В тот же вечер я с запозданием узнала полковые новости: подробности последнего боя. Комсорг Дима Яковлев умер от раны в грудь. Командир полка майор Голубенко убит. Комиссар Юртаев тяжело ранен.
Ночью, укрывшись шинелью, я плакала. Тихо, чтоб никто не услыхал.

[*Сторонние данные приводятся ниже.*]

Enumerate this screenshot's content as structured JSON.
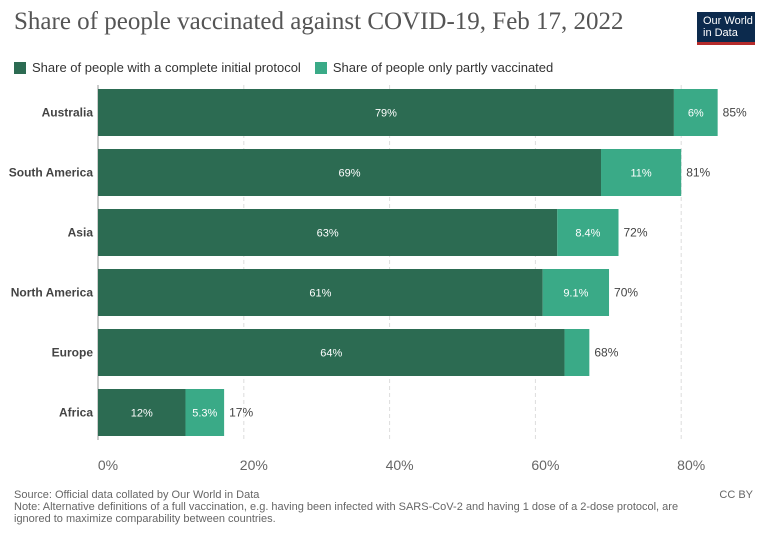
{
  "title": "Share of people vaccinated against COVID-19, Feb 17, 2022",
  "logo": {
    "line1": "Our World",
    "line2": "in Data"
  },
  "colors": {
    "complete": "#2c6b52",
    "partly": "#3aaa87",
    "grid": "#dddddd",
    "text": "#333333"
  },
  "chart_data": {
    "type": "bar",
    "orientation": "horizontal",
    "stacked": true,
    "categories": [
      "Australia",
      "South America",
      "Asia",
      "North America",
      "Europe",
      "Africa"
    ],
    "series": [
      {
        "name": "Share of people with a complete initial protocol",
        "values": [
          79,
          69,
          63,
          61,
          64,
          12
        ],
        "labels": [
          "79%",
          "69%",
          "63%",
          "61%",
          "64%",
          "12%"
        ]
      },
      {
        "name": "Share of people only partly vaccinated",
        "values": [
          6,
          11,
          8.4,
          9.1,
          3.4,
          5.3
        ],
        "labels": [
          "6%",
          "11%",
          "8.4%",
          "9.1%",
          "",
          "5.3%"
        ]
      }
    ],
    "totals": [
      "85%",
      "81%",
      "72%",
      "70%",
      "68%",
      "17%"
    ],
    "xlim": [
      0,
      85
    ],
    "xticks": [
      0,
      20,
      40,
      60,
      80
    ],
    "xtick_labels": [
      "0%",
      "20%",
      "40%",
      "60%",
      "80%"
    ],
    "grid": true,
    "legend_position": "top-left"
  },
  "footer": {
    "source": "Source: Official data collated by Our World in Data",
    "note": "Note: Alternative definitions of a full vaccination, e.g. having been infected with SARS-CoV-2 and having 1 dose of a 2-dose protocol, are ignored to maximize comparability between countries.",
    "license": "CC BY"
  }
}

...— Слушай приказ командующего армией генерал-лейтенанта Поленова! «Звание младшего лейтенанта: присваивается курсанту...» — Моя фамилия прозвучала в мужском роде столь неожиданно, что я вздрогнула и растерялась. Да что он, капитан Вунчиков, смеется, что ли, на прощанье?
Праздничное настроение было испорчено. Зато мои однокурсники, получившие на плечи офицерские погоны, сияли именинниками.
Новая форма одежды и погоны были введены совсем недавно — в начале года, и к тому, и к другому фронтовики привыкли не сразу. Правда, кителя, брюки навыпуск и парадные мундиры мы пока видели только нарисованными в газете. Но зато новые гимнастерки нам выдали сразу, и были они, пожалуй, удобнее прежних, стоячий ворот прикрывал шею от холода — ведь шарфов пехотинским командирам неполагалось; к такому вороту было способнее подшить подворотничок, отсутствие которого даже на переднем крае считалось серьезным нарушением формы; внутренние нагрудные карманы, всегда набитые всякой всячиной, выглядели гораздо опрятнее прежних — накладных.
Зато с погонами на первых порах дело обстояло хуже. Их почему-то присылали одного стандарта: что на завидные плечи богатыря Саши Поденко, то и на меня, так что оба мы в новых знаках различия выглядели бы не очень-то парадно. А главное, погоны казались неудобными для траншеи, где и солдаты и командиры спят не раздеваясь. Не будешь же их каждый раз отстегивать! Но дело было, разумеется, не в этих досадных и явно не продуманных до конца мелочах.